The release of the second, self-titled album from Seattle sextet (that has a nice ring to it doesn’t it, shame I didn’t come up with it) Rose Windows carries an extra poignancy with the group's recent announcement of their immediate disbandment. So what could have been a strong step in the right direction and a statement of future intent instead becomes a posthumous memorial to an act of great promise. In the statement announcing their breakup, the band are clear: 'The music we’ve created will always be close to us and remind us of all the beauty and love the world has to offer. We only hope that it will continue to do the same for all of you.'
So, what beauty are Rose Windows leaving us with? The nine tracks on this second LP vary widely. Sometimes, as on the closing pair of ‘A Pleasure to Burn’ and ‘Hirami’, Americana is the order of the day. Lead vocalist Rabia Shaheen Qazi has a tone smooth as silk as she slides above and around the piano of David Davila and Richie Rekow and Pat Schowe’s inventive and effective rhythm section. ‘Glory, Glory’, a fuzzed-out slab of stomping wah-wah is at the hard-grooving other end of the spectrum. ‘Strip Mall Babylon’ combines the best bits of both, with a playful edge as Davila’s organ counterpoints the lead guitar of band leader Chris Cheveyo, allied to the flute of Veronica Dye. ‘The Old Crow’ is another stomper, built on a rock solid beat, some gorgeous bluesy chordal inflexions and a swaying rhythm which would get my hips moving if my hips moved at all (they don’t). Perhaps herein lies the problem for Rose Windows. They are (or were) a band proficient in many styles. Often hinting at the bombast of Led Zeppelin, but never really going all the way there, they appear slightly hamstrung by the diversity in the songwriting of Chris Cheveyo. The album only features nine tracks, but somehow still contrives to feel over-long and lack cohesion. In this time of albums which seem to get shorter and shorter it is a surprise to find a nine-tracker which feels such a chore.
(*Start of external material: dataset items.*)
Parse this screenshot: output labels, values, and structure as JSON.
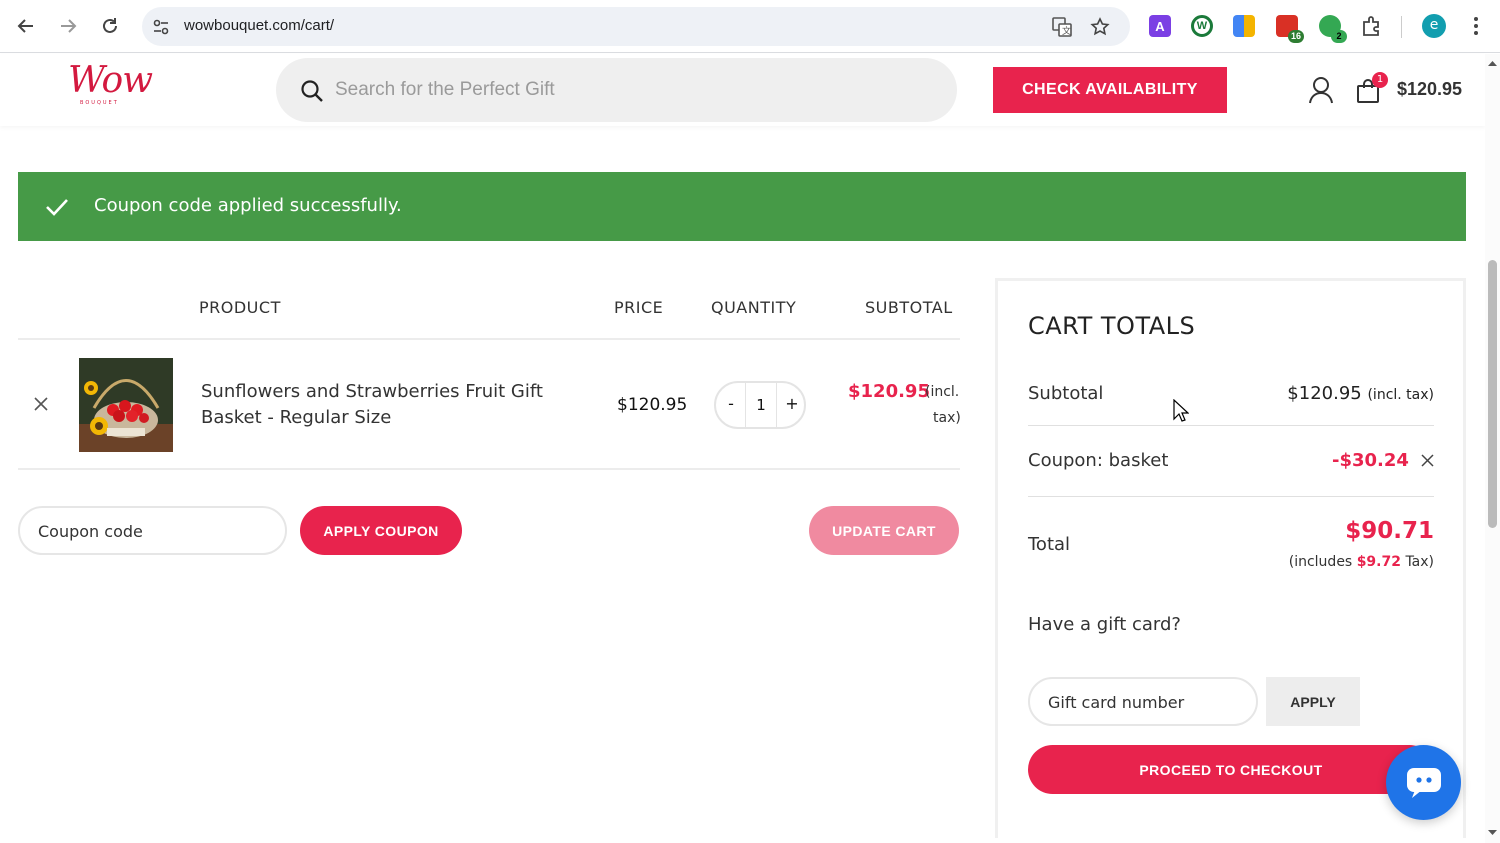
{
  "browser": {
    "url": "wowbouquet.com/cart/",
    "extensions": [
      {
        "name": "A",
        "color": "#7b3fe4",
        "badge": ""
      },
      {
        "name": "W",
        "color": "#1b7a3a",
        "badge": ""
      },
      {
        "name": "tiles",
        "color": "#f4b400",
        "badge": ""
      },
      {
        "name": "stack",
        "color": "#d93025",
        "badge": "16"
      },
      {
        "name": "sync",
        "color": "#34a853",
        "badge": "2"
      }
    ],
    "profile_initial": "e"
  },
  "header": {
    "logo_text": "Wow",
    "logo_sub": "BOUQUET",
    "search_placeholder": "Search for the Perfect Gift",
    "check_availability": "CHECK AVAILABILITY",
    "cart_count": "1",
    "cart_total": "$120.95"
  },
  "notice": {
    "message": "Coupon code applied successfully.",
    "color": "#469a47"
  },
  "cart": {
    "headers": {
      "product": "PRODUCT",
      "price": "PRICE",
      "quantity": "QUANTITY",
      "subtotal": "SUBTOTAL"
    },
    "items": [
      {
        "name": "Sunflowers and Strawberries Fruit Gift Basket - Regular Size",
        "price": "$120.95",
        "quantity": "1",
        "subtotal": "$120.95",
        "subtotal_note_1": "(incl.",
        "subtotal_note_2": "tax)"
      }
    ],
    "qty_minus": "-",
    "qty_plus": "+",
    "coupon_placeholder": "Coupon code",
    "apply_coupon": "APPLY COUPON",
    "update_cart": "UPDATE CART"
  },
  "totals": {
    "title": "CART TOTALS",
    "subtotal_label": "Subtotal",
    "subtotal_value": "$120.95",
    "subtotal_note": "(incl. tax)",
    "coupon_label": "Coupon: basket",
    "coupon_value": "-$30.24",
    "total_label": "Total",
    "total_value": "$90.71",
    "tax_prefix": "(includes",
    "tax_value": "$9.72",
    "tax_suffix": "Tax)",
    "gift_question": "Have a gift card?",
    "gift_placeholder": "Gift card number",
    "gift_apply": "APPLY",
    "checkout": "PROCEED TO CHECKOUT"
  },
  "colors": {
    "accent": "#e8234d",
    "accent_light": "#f08aa0",
    "chat": "#1f74e8"
  }
}
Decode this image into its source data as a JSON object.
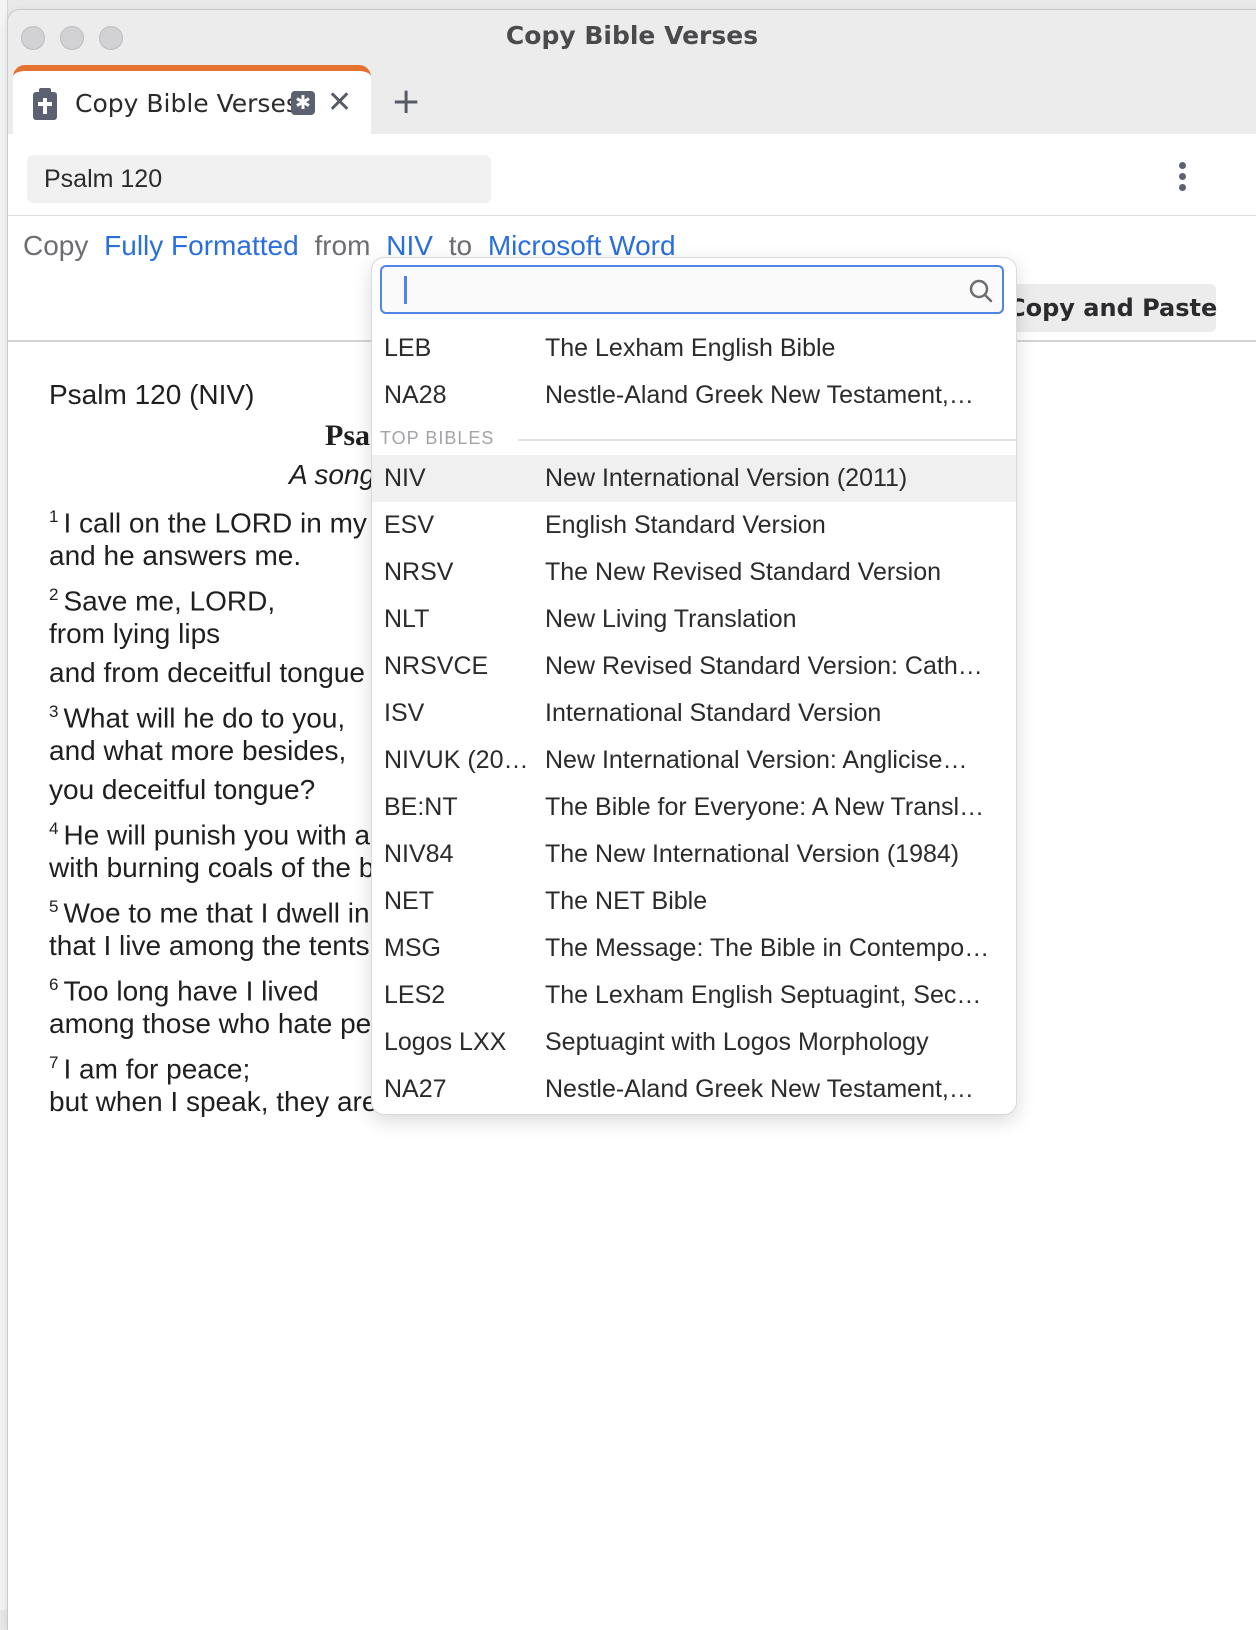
{
  "window": {
    "title": "Copy Bible Verses"
  },
  "tab": {
    "label": "Copy Bible Verses",
    "star_glyph": "✱",
    "close_glyph": "✕",
    "add_glyph": "+"
  },
  "reference_input": {
    "value": "Psalm 120"
  },
  "copy_sentence": {
    "copy": "Copy",
    "format": "Fully Formatted",
    "from": "from",
    "bible": "NIV",
    "to": "to",
    "target": "Microsoft Word"
  },
  "copy_paste_button": "Copy and Paste",
  "preview": {
    "reference": "Psalm 120 (NIV)",
    "heading": "Psa",
    "subtitle": "A song",
    "verses": [
      {
        "num": "1",
        "text": "I call on the LORD in my d"
      },
      {
        "num": "",
        "text": "and he answers me."
      },
      {
        "num": "2",
        "text": "Save me, LORD,"
      },
      {
        "num": "",
        "text": "from lying lips"
      },
      {
        "num": "",
        "text": "and from deceitful tongue"
      },
      {
        "num": "3",
        "text": "What will he do to you,"
      },
      {
        "num": "",
        "text": "and what more besides,"
      },
      {
        "num": "",
        "text": "you deceitful tongue?"
      },
      {
        "num": "4",
        "text": "He will punish you with a"
      },
      {
        "num": "",
        "text": "with burning coals of the b"
      },
      {
        "num": "5",
        "text": "Woe to me that I dwell in"
      },
      {
        "num": "",
        "text": "that I live among the tents"
      },
      {
        "num": "6",
        "text": "Too long have I lived"
      },
      {
        "num": "",
        "text": "among those who hate pe"
      },
      {
        "num": "7",
        "text": "I am for peace;"
      },
      {
        "num": "",
        "text": "but when I speak, they are"
      }
    ]
  },
  "dropdown": {
    "search_value": "",
    "recent": [
      {
        "abbrev": "LEB",
        "name": "The Lexham English Bible"
      },
      {
        "abbrev": "NA28",
        "name": "Nestle-Aland Greek New Testament,…"
      }
    ],
    "section_label": "TOP BIBLES",
    "top_bibles": [
      {
        "abbrev": "NIV",
        "name": "New International Version (2011)",
        "selected": true
      },
      {
        "abbrev": "ESV",
        "name": "English Standard Version"
      },
      {
        "abbrev": "NRSV",
        "name": "The New Revised Standard Version"
      },
      {
        "abbrev": "NLT",
        "name": "New Living Translation"
      },
      {
        "abbrev": "NRSVCE",
        "name": "New Revised Standard Version: Cath…"
      },
      {
        "abbrev": "ISV",
        "name": "International Standard Version"
      },
      {
        "abbrev": "NIVUK (20…",
        "name": "New International Version: Anglicise…"
      },
      {
        "abbrev": "BE:NT",
        "name": "The Bible for Everyone: A New Transl…"
      },
      {
        "abbrev": "NIV84",
        "name": "The New International Version (1984)"
      },
      {
        "abbrev": "NET",
        "name": "The NET Bible"
      },
      {
        "abbrev": "MSG",
        "name": "The Message: The Bible in Contempo…"
      },
      {
        "abbrev": "LES2",
        "name": "The Lexham English Septuagint, Sec…"
      },
      {
        "abbrev": "Logos LXX",
        "name": "Septuagint with Logos Morphology"
      },
      {
        "abbrev": "NA27",
        "name": "Nestle-Aland Greek New Testament,…"
      }
    ]
  },
  "colors": {
    "accent_link": "#2a6fdc",
    "tab_accent": "#e6722f",
    "focus_ring": "#4d86e6"
  }
}
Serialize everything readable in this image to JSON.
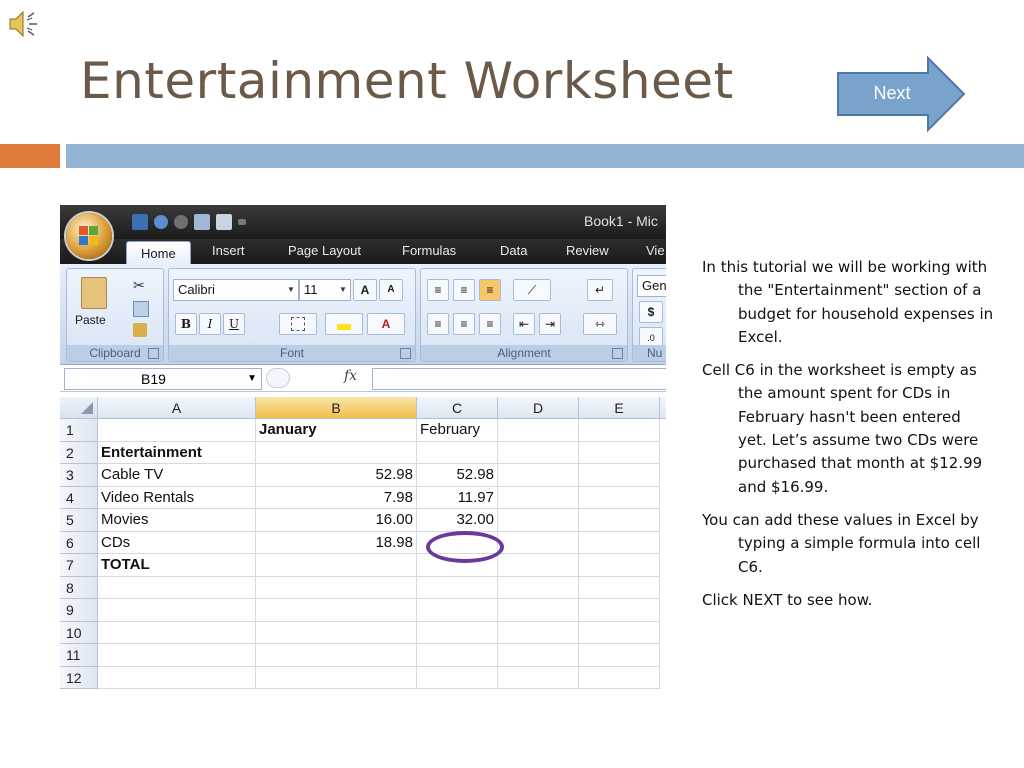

As the members of Rose Windows move on to new endeavours, there is plenty to be salvaged. The soulful ‘Blind’ is, in my opinion, the best song here, with a nice slab of funk lead guitar and a false crescendo or two which leads the listener to think that the song is about to explode without ever really letting rip entirely. In fact, what ultimately happens is that the promised squall subsides in to a gentle strum. Perhaps this is the unintended epitaph to the work of Rose Windows. With what I can imagine would be a collection of songs that would work beautifully in medium sized to larger clubs, and the potential to develop an awful lot further, it seems sad that this development will now not take place. Listening to Rose Windows> gives rise to, in more ways than one, a sense of what might have been.